Tajik President Emomali Rakhmon recently alluded to the growing concern in a national address, referencing “hundreds of repatriated coffins” from Russia — men who, he said, had “left to earn bread for their families.” Without directly naming Russia or the Ukraine war, his message was clear: Tajikistan is paying a human price for its economic dependence on Russia.

The situation worsened following the March 2024 terrorist attack at the Crocus City Hall near Moscow — Russia’s deadliest such incident in 20 years — in which over 140 people were killed. Russian authorities arrested four Tajik nationals as suspects, and while their involvement remains under investigation, the event triggered an eruption of anti-migrant sentiment across the country.

Sweeping security raids, mass detentions, and a spike in street-level harassment followed. The Russian government responded by tightening immigration rules and expanding powers to expel foreign workers. Thousands were detained for minor infractions — expired registration documents, failure to update addresses, or traffic violations. Critics say these laws are being selectively enforced against Central Asians.

Kadyrbek Tashimbekov, a 29-year-old from Kyrgyzstan, is among the nearly 300,000 Kyrgyz migrants who have left Russia since 2023 — either expelled or by personal choice. “I was expelled after working there for eight years,” he said. Now, back in Batken, Tashimbekov has found work operating a crane on the new school site.

Back in Kyrgyzstan, President Sadyr Japarov has pledged to reverse the tide of emigration. His administration has launched incentives to encourage skilled workers to return — offering subsidized loans, tax breaks for returning entrepreneurs, and rural development grants. Public messaging now encourages patriotic investment in local communities.

“We are building this with the hope that if we have such centres, we will train them in the right professions, guide them,” said Akhmatov. “And maybe there will be less emigration.”

It is a delicate balance: Central Asian economies depend deeply on the money migrants send home — yet their overreliance on a single, unstable partner (Russia) leaves them vulnerable to geopolitical shocks and domestic crises.

To break that cycle, experts say governments must shift from survival-mode remittance dependency to sustainable domestic development. That means building local job markets, strengthening educational institutions, and investing in small business ecosystems.

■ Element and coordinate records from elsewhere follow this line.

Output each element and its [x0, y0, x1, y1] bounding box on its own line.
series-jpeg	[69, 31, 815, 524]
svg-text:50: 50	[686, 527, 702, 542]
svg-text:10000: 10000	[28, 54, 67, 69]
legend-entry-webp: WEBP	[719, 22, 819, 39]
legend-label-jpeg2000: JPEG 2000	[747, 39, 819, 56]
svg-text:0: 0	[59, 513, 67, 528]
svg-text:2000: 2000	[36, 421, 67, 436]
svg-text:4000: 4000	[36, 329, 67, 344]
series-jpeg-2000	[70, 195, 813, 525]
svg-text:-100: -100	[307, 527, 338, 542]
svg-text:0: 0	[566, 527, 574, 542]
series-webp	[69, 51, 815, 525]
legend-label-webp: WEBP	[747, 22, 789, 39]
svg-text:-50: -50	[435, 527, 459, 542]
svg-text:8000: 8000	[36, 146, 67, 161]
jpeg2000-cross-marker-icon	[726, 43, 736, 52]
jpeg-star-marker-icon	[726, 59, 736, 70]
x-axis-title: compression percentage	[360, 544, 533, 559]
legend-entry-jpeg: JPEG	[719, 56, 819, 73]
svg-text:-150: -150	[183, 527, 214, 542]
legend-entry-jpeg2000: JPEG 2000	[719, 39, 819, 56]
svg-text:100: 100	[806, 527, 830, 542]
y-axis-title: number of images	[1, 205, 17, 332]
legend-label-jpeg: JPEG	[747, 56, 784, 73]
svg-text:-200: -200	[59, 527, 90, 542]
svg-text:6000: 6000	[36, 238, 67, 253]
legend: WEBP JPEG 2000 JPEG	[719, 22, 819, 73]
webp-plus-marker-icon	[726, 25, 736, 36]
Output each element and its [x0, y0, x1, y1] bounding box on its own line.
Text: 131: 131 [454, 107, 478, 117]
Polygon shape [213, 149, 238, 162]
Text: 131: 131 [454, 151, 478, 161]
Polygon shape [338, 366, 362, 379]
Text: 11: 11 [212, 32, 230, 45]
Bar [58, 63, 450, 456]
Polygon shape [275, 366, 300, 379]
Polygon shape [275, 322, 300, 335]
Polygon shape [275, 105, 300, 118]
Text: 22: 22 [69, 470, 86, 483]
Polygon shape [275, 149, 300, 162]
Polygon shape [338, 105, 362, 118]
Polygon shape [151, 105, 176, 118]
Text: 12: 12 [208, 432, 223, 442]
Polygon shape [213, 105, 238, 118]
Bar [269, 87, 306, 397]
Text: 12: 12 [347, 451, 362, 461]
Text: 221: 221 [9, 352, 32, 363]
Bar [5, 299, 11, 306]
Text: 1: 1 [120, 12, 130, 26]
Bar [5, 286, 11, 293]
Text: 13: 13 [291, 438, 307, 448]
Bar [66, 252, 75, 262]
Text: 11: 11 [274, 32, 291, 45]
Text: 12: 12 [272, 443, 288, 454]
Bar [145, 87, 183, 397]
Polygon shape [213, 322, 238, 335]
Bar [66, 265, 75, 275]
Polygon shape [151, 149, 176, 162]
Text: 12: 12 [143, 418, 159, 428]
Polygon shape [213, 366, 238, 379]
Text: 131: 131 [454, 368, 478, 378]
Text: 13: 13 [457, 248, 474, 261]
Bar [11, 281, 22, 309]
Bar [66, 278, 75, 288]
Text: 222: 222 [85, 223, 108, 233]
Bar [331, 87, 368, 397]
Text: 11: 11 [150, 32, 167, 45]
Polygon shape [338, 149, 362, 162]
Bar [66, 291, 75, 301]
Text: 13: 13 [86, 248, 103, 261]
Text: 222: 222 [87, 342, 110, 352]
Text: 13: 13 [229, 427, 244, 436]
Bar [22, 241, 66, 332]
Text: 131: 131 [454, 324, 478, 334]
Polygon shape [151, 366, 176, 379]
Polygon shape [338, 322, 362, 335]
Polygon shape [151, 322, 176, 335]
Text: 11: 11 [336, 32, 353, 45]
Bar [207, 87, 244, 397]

There are signs of hope. In 2024, Kyrgyzstan recorded its highest rate of small business registration since independence, with returning migrants starting food services, IT businesses, and construction firms. In Uzbekistan, remittance-financed start-ups in renewable energy and textile manufacturing are beginning to scale.

Moreover, the relative decline of the Kyrgyz and Tajik somoni against the Russian ruble has paradoxically increased the real value of remittances, giving returnees greater purchasing power at home. In Mehrobod, Majidov says the money now stretches further than ever before.

With Russia’s role as a migration hub facing increasing scrutiny, some Central Asian governments are exploring alternative labor destinations. Kazakhstan, Turkey, South Korea, and even Gulf nations like Qatar have been floated as potential partners for temporary labor programs. Yet these relationships are still in their infancy and unlikely to replace the volume and convenience of the Russian pipeline.

Regional cooperation may hold part of the solution. The Eurasian Economic Union (EAEU), of which Kyrgyzstan and Kazakhstan are members, offers some freedom of labor movement. There is growing interest in expanding such arrangements to minimize dependency on Russia and create a more resilient migration strategy.

But the true change, say locals like Abdinabiyev and Tashimbekov, must begin at home — with each returning worker investing not just in their village’s buildings, but in its future.

As the walls of Batken’s new school rise higher, the air rings with the noise of construction — saws, drills, shouted instructions. It is the sound of a society being rebuilt — not by politicians or foreign donors, but by the very people who once had to leave it behind.

“We went abroad to survive,” said Tashimbekov, pausing his crane. “Now we are home, and we want to build something better.”